What a wonderful communicator this "head case" turned out to be...and we love you so much for it!

Anonymous said...

Great piece of writing. I could see myself. Thanks for sharing about your experiences.
Thanks,
ECJ

Anonymous said...

I'm 17 and I can relate to this so much. every word. thanks.
-Kat

Anonymous said...

Fantastic, insightful piece. Love your work! I'm a fan and former co-worker of Heather Chapman's and saw the link on her Facebook status.
Keep writing, Liz C.

Ann said...

Thank you to all of you for being so supportive of this post. It comes from a very raw place, but as I was writing it, I kind of even surprised myself how much I've healed. You really do "get better".

Ironically, I've already gotten some nasty feedback on it. One person did make a valid criticism though. It may come off as an indictment of the "It Gets Better Project". That is DEFINITELY not my intention. That LGBT project is a beautiful thing that has helped so many teens, including many of my closest friends. The point I was trying to make, although I guess not eloquently enough, is that "it" gets better, but "it" has to be YOU.

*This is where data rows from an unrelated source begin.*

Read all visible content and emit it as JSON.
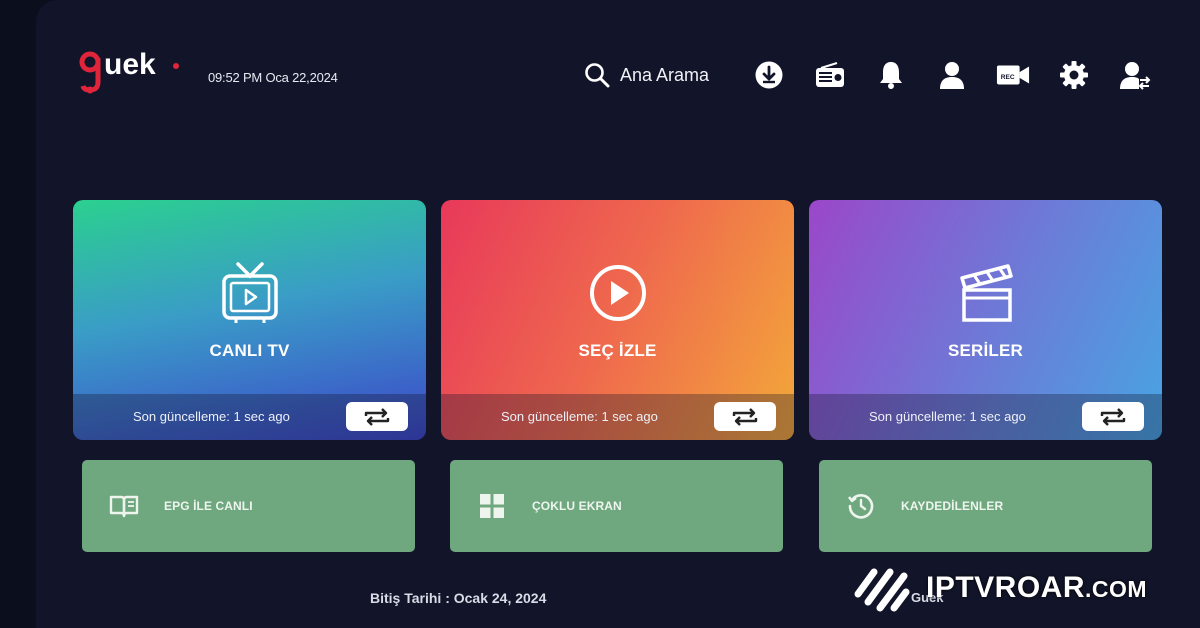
{
  "header": {
    "logo_text": "guek",
    "datetime": "09:52 PM  Oca 22,2024",
    "search_label": "Ana Arama",
    "icons": [
      "download-icon",
      "radio-icon",
      "bell-icon",
      "user-icon",
      "video-camera-icon",
      "gear-icon",
      "switch-user-icon"
    ]
  },
  "cards": [
    {
      "title": "CANLI TV",
      "update_text": "Son güncelleme: 1 sec ago",
      "icon": "tv-icon"
    },
    {
      "title": "SEÇ İZLE",
      "update_text": "Son güncelleme: 1 sec ago",
      "icon": "play-icon"
    },
    {
      "title": "SERİLER",
      "update_text": "Son güncelleme: 1 sec ago",
      "icon": "clapperboard-icon"
    }
  ],
  "buttons": [
    {
      "label": "EPG İLE CANLI",
      "icon": "book-icon"
    },
    {
      "label": "ÇOKLU EKRAN",
      "icon": "grid-icon"
    },
    {
      "label": "KAYDEDİLENLER",
      "icon": "history-icon"
    }
  ],
  "footer": {
    "expiry": "Bitiş Tarihi : Ocak 24, 2024",
    "brand": "Guek"
  },
  "watermark": {
    "name": "IPTVROAR",
    "suffix": ".COM"
  },
  "colors": {
    "background": "#12152a",
    "button_green": "#6fa77e",
    "logo_red": "#e0253a"
  }
}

And, @Kat. The fact that you're brave enough to really look at yourself and be open to the advice of someone older than you, puts you leaps and bounds ahead of 99% of your peers. Chin up. You're going to be just fine.

Lyn Betz said...

cityaWhen I was young, I always meant to write a letter to my adult self with a list of all the ways adults don't understand, and all the stuff they shouldn't do, in case when I was an adult, I forgot what it was like to be young. I am going to share this piece with my son, who is now 16 and struggling and thinking I don't get it. And in some ways I don't, but the part he can't see now, and that you so beautifully bring out, is that he CAN get better. From your pen to his heart... thank you.